Russlands Rentner hoffen auf Nawalny
24. September 2018Das Schicksal von Russlands bekanntestem Oppositionspolitiker Alexej Nawalny ist aller Voraussicht nach an den Verlauf der geplanten Rentenreform geknüpft. Nach Einschätzung von Russland-Experte Stefan Meister von der Deutschen Gesellschaft für Auswärtige Politik (DGAP) könnten die Proteste gegen die Rentenreform, die Ergebnisse der jüngsten Gouverneurswahlen und die erneute Festnahme Nawalnys in einem Zusammenhang stehen.
"Wir sehen, dass die Protestbereitschaft in Russland mit der Pensionsreform massiv gestiegen ist. Und dass bei Regionalwahlen viel aus Protest gewählt worden ist", erklärt Meister gegenüber der DW. "Nawalny ist die Schlüsselfigur für diesen Protest."
Es war noch dunkel, als Alexej Nawalny am frühen Montagmorgen für nur wenige Sekunden ein freier Mensch war. Eine DW-Reporterin hielt auf Video fest, wie er die Haftanstalt in Moskau verließ, um dann sofort erneut festgenommen zu werden. Ein Polizeibus brachte den 42-Jährigen zu Gericht. Nach Angaben seiner Sprecherin wurde er zu weiteren 20 Tagen Haft verurteilt.
Dabei hatte Nawalny wegen einer Protestaktion im Januar dieses Jahres gerade 30 Tage hinter Gittern verbracht. Die neuen Vorwürfe, so twitterte am Montag sein Mitstreiter Leonid Wolkow, hätten mit einer Demonstration gegen die Erhöhung des Rentenalters am 9. September zu tun. Zu dieser Aktion hat zwar auch Nawalny aufgerufen, konnte jedoch wegen der früheren Festnahme nicht selbst daran teilnehmen.
Unmut über Rentenreform
Laut Russland-Experte Meister ist die erneute Festnahme Nawalnys ein Zeichen der "Nervosität der Führung". Außerdem gebe es in Moskau offenbar die Befürchtung, der Oppositionspolitiker könne schnell neue Proteste organisieren, "die dann ab irgendeinem Punkt nicht mehr unter Kontrolle" zu halten sein könnten.
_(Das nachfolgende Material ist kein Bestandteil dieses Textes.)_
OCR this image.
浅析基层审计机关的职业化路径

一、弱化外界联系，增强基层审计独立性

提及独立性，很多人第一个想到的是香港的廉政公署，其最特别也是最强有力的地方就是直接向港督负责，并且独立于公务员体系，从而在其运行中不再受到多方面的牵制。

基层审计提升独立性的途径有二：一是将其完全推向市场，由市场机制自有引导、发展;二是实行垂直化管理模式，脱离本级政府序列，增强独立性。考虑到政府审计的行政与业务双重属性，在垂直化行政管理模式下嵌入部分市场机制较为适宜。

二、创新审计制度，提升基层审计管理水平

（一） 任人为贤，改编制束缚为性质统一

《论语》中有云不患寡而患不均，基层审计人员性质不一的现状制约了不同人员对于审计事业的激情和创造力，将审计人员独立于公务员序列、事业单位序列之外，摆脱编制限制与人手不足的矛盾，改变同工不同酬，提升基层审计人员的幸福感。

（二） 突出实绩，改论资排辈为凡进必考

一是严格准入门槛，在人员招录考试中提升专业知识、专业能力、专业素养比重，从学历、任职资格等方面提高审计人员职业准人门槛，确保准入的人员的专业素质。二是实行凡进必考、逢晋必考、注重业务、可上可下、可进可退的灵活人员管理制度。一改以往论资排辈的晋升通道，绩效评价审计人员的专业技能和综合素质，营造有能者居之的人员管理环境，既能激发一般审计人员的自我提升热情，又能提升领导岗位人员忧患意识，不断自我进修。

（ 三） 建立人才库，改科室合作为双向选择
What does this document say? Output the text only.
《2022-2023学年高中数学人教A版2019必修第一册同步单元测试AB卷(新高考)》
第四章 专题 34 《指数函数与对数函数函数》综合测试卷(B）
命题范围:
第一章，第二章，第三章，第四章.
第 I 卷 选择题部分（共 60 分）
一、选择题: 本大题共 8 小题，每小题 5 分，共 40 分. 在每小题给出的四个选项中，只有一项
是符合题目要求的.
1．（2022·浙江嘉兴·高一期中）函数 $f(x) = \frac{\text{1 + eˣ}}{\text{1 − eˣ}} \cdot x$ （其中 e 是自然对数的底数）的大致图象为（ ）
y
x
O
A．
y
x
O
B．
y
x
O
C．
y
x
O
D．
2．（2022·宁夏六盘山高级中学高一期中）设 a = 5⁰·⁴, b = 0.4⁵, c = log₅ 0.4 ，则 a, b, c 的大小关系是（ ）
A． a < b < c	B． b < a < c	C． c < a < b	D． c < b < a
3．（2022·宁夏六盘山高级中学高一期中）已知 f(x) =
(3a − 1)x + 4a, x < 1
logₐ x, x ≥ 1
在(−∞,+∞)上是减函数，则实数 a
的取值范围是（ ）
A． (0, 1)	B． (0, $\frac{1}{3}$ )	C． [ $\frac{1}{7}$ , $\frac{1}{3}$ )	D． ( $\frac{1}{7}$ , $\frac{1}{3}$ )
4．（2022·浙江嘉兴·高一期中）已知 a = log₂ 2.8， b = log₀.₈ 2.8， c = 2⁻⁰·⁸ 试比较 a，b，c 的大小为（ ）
Die im Sommer von der Regierung verkündete Rentenreform in Russland sieht eine schrittweise Erhöhung des Renteneintrittsalters um fünf Jahre vor. In einem ursprünglichen Vorschlag war eine besonders stärkere Erhöhung für Frauen vorgesehen, nämlich um acht Jahre.
Nach einer Protestwelle sprach sich Präsident Wladimir Putin für eine Reduzierung auf fünf Jahre aus. Doch die Proteststimmung ist geblieben. Wie auch in den vergangenen Wochen gingen am Wochenende in Moskau, aber auch in anderen russischen Städten Tausende gegen die Reform auf die Straßen.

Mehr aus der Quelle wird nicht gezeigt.